Material and methods: Eight lung cancer patients who underwent IMPT at our institution were selected for this retrospective study. For each patient, two CTs, primary planning CT (PCT) and adaptive planning CT (ACT), were combined to optimize one plan. The selective robust plan of PCT was introduced into ACT for dose calculation (P-ACT plan). The dose difference between selective robust plan, MultiCT-based plan and P-ACT plan was compared.

Results: For each patient, the MultiCT-based plan was able to ensure the dose coverage (D95%) of target as compared with the selective robust plan. MultiCT-based plans led to an average increase of lung V20 (PCT 2.49%, ACT 2.89%), spinal cord Dmax (PCT 3.45%, ACT 3.34%) and heart V30 (PCT 2.61%, ACT 9.34%), but all within acceptable limits. There was no statistical significant difference of OARs dose between P-ACT plans and MultiCT-based plans. However, the CTV dose coverage of ACT was significantly improved by the MultiCT-based plan as compared with the P-ACT plan.

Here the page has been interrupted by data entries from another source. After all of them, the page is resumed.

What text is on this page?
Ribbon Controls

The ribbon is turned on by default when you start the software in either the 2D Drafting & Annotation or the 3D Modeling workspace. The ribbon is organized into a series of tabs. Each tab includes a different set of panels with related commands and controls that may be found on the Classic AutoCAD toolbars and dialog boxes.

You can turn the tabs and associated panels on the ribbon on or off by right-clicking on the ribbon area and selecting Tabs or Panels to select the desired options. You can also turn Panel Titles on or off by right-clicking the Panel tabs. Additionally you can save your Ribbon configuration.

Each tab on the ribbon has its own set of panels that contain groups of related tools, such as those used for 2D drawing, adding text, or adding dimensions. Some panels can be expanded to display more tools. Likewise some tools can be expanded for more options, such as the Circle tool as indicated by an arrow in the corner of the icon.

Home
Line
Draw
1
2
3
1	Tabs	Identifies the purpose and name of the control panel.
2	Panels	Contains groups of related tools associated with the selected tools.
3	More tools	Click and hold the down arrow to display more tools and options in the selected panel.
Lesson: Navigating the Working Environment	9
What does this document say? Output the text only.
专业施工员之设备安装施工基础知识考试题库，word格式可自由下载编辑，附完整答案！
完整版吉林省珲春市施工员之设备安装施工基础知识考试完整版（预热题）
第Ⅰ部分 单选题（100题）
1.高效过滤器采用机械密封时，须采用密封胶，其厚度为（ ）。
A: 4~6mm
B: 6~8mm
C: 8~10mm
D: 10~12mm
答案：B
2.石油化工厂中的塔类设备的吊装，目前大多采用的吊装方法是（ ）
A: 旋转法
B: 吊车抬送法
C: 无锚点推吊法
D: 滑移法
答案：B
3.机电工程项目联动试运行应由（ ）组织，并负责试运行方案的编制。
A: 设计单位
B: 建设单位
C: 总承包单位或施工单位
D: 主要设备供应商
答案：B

Conclusions: The results of this study indicate that a plan which meets dose criteria of both PCT and ACT is exist. The MultiCT-based optimization can increase the plan robustness to anatomical change. How to complete a MultiCT-based plan according to a PCT combined with a forecasting model or AI is the next research direction.